Don't believe Facebook when it says it's improving its "protections for marginalized communities", says an editorial published by The Washington Post this week. The article doesn't pull any punches: it notes that the company has a record of prioritising, as one former Facebook product manager put it, "rich White man friends" at the expense of people of colour, particularly women. Ouch.
👥 People - folks changing the future of moderation
Fundraising and petitions platforms occupy an interesting and under the radar place in the moderation conundrum (see the case of GoFundMe). Now, in the case of one of the biggest sites, there will be a new face at the helm of its trust and safety efforts.
Tony Sebro was this week announced as the new general counsel of Change.org, the San Francisco based social change platform with some 500 million users. Sebro joins from the Wikimedia Foundation, where he was deputy general counsel, working with the aforementioned Amanda Keton (see Policy).

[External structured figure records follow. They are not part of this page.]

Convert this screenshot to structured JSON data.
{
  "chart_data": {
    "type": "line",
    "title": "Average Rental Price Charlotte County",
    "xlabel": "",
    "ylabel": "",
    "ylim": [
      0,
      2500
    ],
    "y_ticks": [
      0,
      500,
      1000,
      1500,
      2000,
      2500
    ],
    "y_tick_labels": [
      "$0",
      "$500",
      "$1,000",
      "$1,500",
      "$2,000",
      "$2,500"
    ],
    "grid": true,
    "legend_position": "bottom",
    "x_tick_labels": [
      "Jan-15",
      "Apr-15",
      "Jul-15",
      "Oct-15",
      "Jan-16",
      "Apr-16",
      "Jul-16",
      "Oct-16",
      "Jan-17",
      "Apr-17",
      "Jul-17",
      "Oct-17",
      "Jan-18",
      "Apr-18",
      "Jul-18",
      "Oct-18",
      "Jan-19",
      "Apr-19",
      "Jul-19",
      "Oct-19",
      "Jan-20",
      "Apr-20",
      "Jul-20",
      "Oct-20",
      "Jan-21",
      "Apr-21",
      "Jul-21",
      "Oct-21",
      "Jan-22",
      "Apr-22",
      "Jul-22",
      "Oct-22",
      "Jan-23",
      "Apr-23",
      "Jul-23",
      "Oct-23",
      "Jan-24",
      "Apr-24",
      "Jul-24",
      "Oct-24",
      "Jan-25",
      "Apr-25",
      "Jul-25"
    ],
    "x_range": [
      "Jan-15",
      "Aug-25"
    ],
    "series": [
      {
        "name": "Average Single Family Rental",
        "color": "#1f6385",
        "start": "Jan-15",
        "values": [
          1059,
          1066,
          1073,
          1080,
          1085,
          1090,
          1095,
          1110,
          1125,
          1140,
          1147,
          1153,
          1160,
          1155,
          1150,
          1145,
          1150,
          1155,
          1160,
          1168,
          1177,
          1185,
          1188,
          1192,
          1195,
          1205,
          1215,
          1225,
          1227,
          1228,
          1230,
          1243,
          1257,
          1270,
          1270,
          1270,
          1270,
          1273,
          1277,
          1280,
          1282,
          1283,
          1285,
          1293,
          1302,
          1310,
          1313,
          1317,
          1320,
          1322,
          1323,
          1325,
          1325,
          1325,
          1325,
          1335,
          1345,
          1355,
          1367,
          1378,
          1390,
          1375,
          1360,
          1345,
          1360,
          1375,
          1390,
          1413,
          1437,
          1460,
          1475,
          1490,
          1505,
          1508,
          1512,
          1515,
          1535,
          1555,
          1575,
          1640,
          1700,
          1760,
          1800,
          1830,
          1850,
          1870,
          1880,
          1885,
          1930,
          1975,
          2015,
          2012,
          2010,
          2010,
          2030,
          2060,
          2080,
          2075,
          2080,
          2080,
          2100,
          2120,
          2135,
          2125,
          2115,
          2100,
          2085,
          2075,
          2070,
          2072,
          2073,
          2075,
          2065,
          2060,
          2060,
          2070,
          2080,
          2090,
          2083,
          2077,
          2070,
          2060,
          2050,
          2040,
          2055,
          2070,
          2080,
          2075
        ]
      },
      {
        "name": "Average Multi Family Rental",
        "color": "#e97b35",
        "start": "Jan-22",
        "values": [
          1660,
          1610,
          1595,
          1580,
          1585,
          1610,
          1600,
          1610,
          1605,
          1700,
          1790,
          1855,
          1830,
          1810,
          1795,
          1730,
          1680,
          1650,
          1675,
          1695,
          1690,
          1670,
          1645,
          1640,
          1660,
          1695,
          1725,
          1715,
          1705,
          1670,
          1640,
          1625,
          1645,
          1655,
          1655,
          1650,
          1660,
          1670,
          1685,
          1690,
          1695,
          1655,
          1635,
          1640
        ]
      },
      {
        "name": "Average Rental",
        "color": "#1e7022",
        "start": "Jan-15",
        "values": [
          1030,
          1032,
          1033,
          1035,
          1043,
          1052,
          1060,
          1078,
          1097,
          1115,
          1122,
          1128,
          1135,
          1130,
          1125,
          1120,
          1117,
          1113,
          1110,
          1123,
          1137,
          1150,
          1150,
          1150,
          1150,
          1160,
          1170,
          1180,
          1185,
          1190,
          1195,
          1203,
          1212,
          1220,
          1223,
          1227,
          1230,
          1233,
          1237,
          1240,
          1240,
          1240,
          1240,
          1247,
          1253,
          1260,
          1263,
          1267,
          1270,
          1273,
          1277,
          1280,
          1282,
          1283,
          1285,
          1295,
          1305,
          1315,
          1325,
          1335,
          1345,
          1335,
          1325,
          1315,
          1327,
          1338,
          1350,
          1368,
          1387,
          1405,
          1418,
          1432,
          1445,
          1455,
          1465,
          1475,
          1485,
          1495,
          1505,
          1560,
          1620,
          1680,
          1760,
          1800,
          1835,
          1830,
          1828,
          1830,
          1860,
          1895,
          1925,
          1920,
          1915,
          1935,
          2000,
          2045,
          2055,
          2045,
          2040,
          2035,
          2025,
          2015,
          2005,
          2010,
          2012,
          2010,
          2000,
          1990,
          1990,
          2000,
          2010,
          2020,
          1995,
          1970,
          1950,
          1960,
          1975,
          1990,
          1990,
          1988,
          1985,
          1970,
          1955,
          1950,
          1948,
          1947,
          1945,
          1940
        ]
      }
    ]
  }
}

Change.org, from my recent memory, hasn't been involved in any online safety issues and Sebro will hope it stays that way.
🐦 Tweets of note
- "I'm not sure how much longer platforms can just look at individual pieces of content vs the broader context of an account" - former Facebooker Katie Harbath reacts to Susan Wojcicki's latest comments.
- "Even when well-intended, big tech censorship with vague rules will inevitably chill valuable journalism" - Documentarian Ford Fisher doesn't think much of Twitter's new personal information policy.
- "In the nick of time" - How EFF director David Greene referred to the Texas moderation judgement in this long and useful thread.